A associação entre síndrome de Churg-Strauss e pacientes com asma em tratamento com anti-leucotrienos em substituição ao corticosteróide oral vem sendo amplamente discutida, sendo relatada também sua associação com vacinas de dessensibilização. A ação dos leucotrienos na asma vem sendo estudada ao longo dos anos e seus efeitos são bem determinados: os cisteinil-leucotrienos promovem a contração muscular das vias aéreas, aumentam a permeabilidade vascular e a produção de muco, e notadamente a infiltração dos tecidos por células inflamatórias, todas ações pró-inflamatórias, aumentando também a quimiotaxia de eosinófilos e de neutrófilos. Os antileucotrienos são antagonistas específicos que competem com os receptores para cisteinil-leucotrienos, e têm efeito agonista ao efeito dos corticosteróides, assim como a teofilina e o salmeterol, sendo usados em associação com o corticóide inalatório no tratamento da asma. O quadro clínico é típico da síndrome de Churg-Strauss e os primeiros sinais aparecem dentro de dias, até cerca de um ano após o início do tratamento de asma com antileucotrienos.

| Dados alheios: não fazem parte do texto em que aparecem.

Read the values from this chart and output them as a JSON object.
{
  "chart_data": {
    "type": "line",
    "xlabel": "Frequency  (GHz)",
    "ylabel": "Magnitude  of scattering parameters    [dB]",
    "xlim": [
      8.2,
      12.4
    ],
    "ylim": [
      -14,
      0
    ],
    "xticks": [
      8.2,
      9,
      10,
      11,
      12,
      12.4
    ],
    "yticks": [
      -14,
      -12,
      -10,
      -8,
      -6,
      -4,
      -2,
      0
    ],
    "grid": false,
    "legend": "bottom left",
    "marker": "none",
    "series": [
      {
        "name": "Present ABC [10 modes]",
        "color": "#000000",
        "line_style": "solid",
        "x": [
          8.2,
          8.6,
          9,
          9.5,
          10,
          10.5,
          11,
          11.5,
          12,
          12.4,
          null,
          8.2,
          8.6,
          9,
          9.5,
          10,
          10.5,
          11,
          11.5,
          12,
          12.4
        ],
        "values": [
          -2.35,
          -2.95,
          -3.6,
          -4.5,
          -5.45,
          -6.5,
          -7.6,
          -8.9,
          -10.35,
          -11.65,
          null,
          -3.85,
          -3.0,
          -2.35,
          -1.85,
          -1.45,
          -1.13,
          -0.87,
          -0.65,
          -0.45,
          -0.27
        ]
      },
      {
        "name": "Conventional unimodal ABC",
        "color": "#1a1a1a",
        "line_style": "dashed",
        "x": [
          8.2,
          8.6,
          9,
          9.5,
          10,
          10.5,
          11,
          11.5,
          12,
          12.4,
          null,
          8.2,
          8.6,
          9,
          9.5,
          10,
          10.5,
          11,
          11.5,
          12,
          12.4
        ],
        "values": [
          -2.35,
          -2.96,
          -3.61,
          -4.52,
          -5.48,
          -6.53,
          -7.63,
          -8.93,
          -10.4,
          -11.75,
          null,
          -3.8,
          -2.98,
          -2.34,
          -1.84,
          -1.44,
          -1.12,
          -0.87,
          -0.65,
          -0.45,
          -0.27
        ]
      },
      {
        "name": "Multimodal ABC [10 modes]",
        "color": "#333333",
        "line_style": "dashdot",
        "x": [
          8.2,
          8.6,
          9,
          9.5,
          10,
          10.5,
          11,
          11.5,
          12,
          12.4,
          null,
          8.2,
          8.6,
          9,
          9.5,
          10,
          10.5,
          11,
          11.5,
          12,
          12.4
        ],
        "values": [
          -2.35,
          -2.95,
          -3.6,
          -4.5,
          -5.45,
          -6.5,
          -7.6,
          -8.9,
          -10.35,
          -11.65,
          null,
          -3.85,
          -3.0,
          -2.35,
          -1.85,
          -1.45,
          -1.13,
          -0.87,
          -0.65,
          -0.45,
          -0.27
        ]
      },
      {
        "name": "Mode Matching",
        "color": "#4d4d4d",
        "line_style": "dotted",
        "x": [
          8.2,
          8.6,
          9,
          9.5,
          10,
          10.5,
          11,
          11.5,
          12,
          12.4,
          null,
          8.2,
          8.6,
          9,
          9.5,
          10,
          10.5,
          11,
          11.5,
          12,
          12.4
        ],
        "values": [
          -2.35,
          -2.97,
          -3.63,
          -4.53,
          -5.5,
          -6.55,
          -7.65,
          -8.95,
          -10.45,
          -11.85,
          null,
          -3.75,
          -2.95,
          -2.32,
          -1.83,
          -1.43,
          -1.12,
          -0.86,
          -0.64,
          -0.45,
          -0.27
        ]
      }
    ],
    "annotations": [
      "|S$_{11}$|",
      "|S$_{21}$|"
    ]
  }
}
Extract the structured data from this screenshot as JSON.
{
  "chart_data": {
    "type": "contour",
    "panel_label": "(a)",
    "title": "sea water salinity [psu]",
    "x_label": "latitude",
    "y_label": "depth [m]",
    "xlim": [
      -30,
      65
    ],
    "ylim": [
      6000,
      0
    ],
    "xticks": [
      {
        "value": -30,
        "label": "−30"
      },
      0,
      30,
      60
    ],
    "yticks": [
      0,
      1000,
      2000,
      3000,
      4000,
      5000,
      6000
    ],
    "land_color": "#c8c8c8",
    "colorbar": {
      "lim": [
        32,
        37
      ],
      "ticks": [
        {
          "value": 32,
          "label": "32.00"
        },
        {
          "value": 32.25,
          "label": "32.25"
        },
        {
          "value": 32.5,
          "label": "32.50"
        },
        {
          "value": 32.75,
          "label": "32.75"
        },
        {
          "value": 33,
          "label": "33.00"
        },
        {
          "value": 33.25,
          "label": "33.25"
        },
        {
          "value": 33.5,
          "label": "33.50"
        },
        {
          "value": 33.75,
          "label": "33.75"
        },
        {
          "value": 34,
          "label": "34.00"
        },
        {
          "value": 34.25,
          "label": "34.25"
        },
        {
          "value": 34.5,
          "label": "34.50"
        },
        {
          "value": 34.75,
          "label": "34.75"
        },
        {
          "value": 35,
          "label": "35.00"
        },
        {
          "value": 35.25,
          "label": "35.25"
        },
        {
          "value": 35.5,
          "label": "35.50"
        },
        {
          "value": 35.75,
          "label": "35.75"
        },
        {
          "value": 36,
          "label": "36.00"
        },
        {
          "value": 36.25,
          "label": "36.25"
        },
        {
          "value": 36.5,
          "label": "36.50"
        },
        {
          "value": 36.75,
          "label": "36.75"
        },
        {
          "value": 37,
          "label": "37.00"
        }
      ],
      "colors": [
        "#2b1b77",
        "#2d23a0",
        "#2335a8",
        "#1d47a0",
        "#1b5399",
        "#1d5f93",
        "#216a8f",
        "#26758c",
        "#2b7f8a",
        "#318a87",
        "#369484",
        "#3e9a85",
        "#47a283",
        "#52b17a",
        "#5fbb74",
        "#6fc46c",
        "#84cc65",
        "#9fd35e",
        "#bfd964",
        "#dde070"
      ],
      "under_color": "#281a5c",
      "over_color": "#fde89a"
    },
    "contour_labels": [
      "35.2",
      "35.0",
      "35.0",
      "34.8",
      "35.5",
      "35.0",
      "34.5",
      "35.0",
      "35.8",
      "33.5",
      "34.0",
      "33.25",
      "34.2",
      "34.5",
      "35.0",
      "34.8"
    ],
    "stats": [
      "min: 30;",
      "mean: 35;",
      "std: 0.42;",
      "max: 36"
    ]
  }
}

Uma das teorias para o desenvolvimento da síndrome de Churg-Strauss nessa situação é que, ao se diminuir a dose do corticóide sistêmico pela melhora do quadro clínico de asma com o uso do antileucotrieno, apareceriam os sinais e sintomas da vasculite sistêmica previamente mascarados pelo uso do corticóide sistêmico. Porém, levando-se em consideração que a maioria dos pacientes em uso de antileucotrienos faz uso somente de corticóides inalatórios, seria improvável que uma pequena dose de corticóide pudesse mascarar uma forma subclínica da síndrome de Churg-Strauss. Ademais, a raridade da doença traz um efeito paradoxal à sua ocorrência elevada em pacientes que foram submetidos a tratamento com antileucotrienos, o qual, inclusive, é tempo-dependente. Reações de hipersensibilidade podem ser descartadas, já que vasculites alérgicas são, por definição, leucocitoclásticas, e não granulomatosas, como é o caso da síndrome de Churg-Strauss. Mais aceitável é o fato de que o bloqueio dos receptores para cisteinil-leucotrienos pode provocar um desequilíbrio na estimulação dos mesmos, levando a um aumento das células B circulantes, e, sendo os leucotrienos quimioatrativos de eosinófilos e neutrófilos, estaria preparado o campo para o desenvolvimento de vasculite. O mesmo mecanismo foi descrito com Zileuton®, um inibidor da 5-lipoxigenase, o que torna a teoria acima pouco provável.

A evolução da doença é a mesma daquela dos pacientes que não fizeram uso de antileucotrienos, porém mais favorável, podendo remitir sem reativações após suspensão da medicação.(8-12)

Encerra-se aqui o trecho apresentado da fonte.